Il y a un côté Beaujolais Nouveau chez Amélie Nothomb (bien qu’elle préfère, et de loin, les nectars champenois). Chaque rentrée nous offre sa nouvelle cuvée et je confesse y avoir irrégulièrement goûté ces derniers vingt-cinq ans – son premier cru remonte à 1992 et son surprenant Hygiène de l’assassin –, attiré par des tanins plus puissants. La perspective de revoir Amélie au Salon du livre de Québec, et d’y débattre avec elle, m’a donné envie de savourer son dernier livre, Riquet à la houppe, une nouvelle version du conte de ce bien pervers Charles Perrault.

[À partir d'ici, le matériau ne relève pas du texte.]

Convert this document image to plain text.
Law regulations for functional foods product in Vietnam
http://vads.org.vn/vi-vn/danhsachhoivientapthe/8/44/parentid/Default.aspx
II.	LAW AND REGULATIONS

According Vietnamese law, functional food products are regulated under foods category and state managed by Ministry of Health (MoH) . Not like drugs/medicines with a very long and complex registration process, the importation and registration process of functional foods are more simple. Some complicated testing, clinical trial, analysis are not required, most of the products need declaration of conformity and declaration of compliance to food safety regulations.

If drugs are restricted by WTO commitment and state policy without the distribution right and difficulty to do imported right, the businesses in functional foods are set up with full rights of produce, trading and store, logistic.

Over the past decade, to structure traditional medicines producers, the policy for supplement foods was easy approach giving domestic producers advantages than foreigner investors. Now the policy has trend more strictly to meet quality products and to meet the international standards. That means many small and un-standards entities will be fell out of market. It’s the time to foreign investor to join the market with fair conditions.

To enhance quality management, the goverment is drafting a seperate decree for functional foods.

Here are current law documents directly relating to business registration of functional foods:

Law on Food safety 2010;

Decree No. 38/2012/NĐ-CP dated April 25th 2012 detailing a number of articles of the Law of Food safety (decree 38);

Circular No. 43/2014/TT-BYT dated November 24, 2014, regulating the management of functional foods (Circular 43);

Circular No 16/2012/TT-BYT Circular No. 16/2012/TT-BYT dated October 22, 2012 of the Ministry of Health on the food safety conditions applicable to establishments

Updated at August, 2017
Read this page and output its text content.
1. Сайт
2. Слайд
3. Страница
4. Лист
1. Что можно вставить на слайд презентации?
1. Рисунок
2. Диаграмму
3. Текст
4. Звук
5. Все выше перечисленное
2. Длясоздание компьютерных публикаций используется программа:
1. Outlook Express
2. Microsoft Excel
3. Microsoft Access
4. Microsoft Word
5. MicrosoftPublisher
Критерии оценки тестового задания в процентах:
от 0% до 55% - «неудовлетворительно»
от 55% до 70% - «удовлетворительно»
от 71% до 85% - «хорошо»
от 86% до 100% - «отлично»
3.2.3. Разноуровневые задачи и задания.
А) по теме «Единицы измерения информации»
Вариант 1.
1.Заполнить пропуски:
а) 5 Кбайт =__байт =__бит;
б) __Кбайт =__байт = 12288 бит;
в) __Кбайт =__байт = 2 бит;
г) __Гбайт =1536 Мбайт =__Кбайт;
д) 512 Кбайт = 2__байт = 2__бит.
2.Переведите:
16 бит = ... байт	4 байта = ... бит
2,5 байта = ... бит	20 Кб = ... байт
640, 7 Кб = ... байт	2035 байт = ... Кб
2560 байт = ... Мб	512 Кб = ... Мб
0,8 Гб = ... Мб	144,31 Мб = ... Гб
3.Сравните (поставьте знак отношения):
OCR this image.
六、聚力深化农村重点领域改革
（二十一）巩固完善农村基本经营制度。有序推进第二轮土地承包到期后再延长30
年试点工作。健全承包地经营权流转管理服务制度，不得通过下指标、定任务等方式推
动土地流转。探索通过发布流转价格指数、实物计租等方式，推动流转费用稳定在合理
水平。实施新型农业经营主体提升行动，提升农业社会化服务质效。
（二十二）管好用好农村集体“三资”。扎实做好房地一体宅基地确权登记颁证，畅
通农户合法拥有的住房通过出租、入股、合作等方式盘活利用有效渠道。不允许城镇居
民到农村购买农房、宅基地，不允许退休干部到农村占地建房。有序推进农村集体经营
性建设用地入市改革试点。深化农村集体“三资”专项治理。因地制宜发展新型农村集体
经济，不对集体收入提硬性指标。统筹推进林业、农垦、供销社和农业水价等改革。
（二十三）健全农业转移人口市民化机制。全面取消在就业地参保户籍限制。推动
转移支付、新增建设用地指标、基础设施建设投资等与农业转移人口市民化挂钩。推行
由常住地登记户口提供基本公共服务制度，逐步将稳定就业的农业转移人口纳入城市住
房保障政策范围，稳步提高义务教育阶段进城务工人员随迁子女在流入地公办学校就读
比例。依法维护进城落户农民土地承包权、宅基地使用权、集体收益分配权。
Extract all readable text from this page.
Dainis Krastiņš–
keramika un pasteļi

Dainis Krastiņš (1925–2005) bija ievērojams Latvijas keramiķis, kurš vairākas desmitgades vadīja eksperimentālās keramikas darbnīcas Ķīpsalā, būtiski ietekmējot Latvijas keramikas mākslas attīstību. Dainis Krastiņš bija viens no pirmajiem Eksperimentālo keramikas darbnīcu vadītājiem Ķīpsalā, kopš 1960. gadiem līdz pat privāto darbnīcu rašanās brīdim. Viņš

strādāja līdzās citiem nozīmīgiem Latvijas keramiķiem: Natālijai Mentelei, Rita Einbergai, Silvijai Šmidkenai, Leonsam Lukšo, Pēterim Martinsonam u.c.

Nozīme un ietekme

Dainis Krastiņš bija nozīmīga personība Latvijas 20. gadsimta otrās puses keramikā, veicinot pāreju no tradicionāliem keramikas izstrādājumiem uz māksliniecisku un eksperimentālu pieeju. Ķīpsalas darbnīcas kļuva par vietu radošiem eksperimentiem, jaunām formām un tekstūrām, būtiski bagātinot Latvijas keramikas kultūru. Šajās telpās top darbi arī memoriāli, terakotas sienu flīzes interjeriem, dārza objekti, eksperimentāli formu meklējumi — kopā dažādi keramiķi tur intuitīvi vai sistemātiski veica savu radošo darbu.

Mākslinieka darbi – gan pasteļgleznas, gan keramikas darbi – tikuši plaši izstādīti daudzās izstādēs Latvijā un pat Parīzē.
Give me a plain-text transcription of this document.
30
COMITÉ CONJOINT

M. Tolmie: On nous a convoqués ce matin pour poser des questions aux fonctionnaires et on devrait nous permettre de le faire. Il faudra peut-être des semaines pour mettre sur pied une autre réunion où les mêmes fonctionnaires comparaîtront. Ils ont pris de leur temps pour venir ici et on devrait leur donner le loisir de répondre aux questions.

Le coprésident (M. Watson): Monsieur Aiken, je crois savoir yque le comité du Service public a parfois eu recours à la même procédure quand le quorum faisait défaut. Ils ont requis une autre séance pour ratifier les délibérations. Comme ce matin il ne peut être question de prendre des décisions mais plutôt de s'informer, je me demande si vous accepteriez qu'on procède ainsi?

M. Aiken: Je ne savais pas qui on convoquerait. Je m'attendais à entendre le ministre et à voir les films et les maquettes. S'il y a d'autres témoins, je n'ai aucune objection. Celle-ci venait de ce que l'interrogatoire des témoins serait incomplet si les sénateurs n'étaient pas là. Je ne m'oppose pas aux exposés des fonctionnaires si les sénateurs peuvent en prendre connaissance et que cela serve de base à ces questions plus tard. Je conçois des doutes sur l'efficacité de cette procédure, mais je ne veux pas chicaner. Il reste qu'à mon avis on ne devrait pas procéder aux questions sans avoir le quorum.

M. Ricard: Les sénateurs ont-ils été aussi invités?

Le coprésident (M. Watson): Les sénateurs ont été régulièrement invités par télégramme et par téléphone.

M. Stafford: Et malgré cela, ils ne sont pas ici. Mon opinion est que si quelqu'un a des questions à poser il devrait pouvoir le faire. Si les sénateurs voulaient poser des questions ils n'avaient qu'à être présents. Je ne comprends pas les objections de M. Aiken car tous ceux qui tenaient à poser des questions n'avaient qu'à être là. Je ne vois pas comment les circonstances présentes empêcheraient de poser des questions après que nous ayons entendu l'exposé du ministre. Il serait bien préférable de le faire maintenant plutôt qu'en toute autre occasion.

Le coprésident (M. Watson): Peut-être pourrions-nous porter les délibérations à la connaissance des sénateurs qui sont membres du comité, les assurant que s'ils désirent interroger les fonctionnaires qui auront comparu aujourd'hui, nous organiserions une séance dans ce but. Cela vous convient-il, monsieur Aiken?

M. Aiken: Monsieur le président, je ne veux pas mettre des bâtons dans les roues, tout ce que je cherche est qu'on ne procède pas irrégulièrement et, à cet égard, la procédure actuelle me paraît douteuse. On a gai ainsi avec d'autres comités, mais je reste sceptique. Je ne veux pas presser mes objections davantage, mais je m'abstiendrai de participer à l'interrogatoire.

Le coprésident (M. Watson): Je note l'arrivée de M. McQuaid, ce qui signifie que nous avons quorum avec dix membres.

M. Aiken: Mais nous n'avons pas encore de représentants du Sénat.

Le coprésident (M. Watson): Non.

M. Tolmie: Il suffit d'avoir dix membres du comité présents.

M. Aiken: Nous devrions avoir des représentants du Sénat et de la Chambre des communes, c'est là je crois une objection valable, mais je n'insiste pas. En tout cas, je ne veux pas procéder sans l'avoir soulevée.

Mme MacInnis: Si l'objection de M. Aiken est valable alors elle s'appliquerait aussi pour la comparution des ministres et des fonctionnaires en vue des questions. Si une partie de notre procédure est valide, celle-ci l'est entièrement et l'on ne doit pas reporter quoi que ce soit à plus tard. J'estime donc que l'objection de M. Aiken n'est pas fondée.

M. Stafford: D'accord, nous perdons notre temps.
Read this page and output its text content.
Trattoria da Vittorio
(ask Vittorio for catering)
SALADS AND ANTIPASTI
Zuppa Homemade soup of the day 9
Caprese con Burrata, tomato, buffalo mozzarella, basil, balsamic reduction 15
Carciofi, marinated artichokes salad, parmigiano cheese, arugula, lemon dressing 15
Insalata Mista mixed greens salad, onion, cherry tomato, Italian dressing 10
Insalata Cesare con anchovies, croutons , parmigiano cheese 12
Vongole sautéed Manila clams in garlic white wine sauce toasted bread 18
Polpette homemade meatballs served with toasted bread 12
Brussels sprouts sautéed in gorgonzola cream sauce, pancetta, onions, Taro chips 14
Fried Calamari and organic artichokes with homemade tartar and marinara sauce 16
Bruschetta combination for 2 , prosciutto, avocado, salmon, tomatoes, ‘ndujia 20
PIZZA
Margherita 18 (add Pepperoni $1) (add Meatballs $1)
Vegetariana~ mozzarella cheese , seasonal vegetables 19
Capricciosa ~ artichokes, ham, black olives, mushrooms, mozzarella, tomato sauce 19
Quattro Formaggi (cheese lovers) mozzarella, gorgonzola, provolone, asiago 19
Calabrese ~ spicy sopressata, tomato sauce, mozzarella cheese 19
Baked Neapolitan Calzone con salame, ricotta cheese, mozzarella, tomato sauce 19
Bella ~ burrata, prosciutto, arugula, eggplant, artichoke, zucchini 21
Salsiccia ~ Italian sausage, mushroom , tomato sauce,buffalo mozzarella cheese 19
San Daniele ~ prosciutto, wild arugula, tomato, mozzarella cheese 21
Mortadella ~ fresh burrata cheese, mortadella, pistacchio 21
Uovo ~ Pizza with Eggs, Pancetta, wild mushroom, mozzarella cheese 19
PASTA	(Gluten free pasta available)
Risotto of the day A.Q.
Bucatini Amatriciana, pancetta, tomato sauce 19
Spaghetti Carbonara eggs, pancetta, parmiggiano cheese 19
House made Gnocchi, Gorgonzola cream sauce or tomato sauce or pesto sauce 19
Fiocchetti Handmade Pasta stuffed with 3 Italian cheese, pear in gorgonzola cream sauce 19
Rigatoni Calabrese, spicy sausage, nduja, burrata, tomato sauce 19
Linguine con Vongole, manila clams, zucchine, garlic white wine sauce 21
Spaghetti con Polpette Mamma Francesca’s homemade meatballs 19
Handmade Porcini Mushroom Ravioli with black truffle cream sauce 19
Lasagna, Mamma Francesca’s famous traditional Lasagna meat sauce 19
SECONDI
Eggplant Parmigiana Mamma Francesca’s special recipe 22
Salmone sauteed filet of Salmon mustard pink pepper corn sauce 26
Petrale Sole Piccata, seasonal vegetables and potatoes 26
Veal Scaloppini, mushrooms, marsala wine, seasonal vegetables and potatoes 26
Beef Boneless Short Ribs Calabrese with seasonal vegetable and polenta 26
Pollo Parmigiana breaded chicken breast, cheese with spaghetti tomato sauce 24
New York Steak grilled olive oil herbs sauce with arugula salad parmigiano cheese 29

Évidemment, ce n’est pas du côté de l’histoire qu’il faut attendre une surprise, on la connaît depuis l’enfance l’histoire : il est vilain mais intelligent, elle est jolie mais bête, et ils vont s’aimer (la perversion perraultienne), mais dans l’écriture nothombienne qui papillonne comme des enfants dans un jardin, et se délecte de nous faire une bonne farce.
Et surtout, c’est dans l’épilogue que se trouve la vraie malice du propos, lorsqu’Amélie confesse avoir lu La Comédie humaine de Balzac en entier, 147 ouvrages, et y analyse le rapport littérature/histoires d’amour : six pour cent des histoires d’amour balzaciennes se terminent bien. Seulement. Chouette. Car il n’y a rien de plus désespérant parfois que cette phrase : Ils vécurent heureux et eurent beaucoup d’enfants.
*Riquet à la houppe, d’Amélie Nothomb. Éditions Albin Michel. En librairie depuis le 16 août 2016.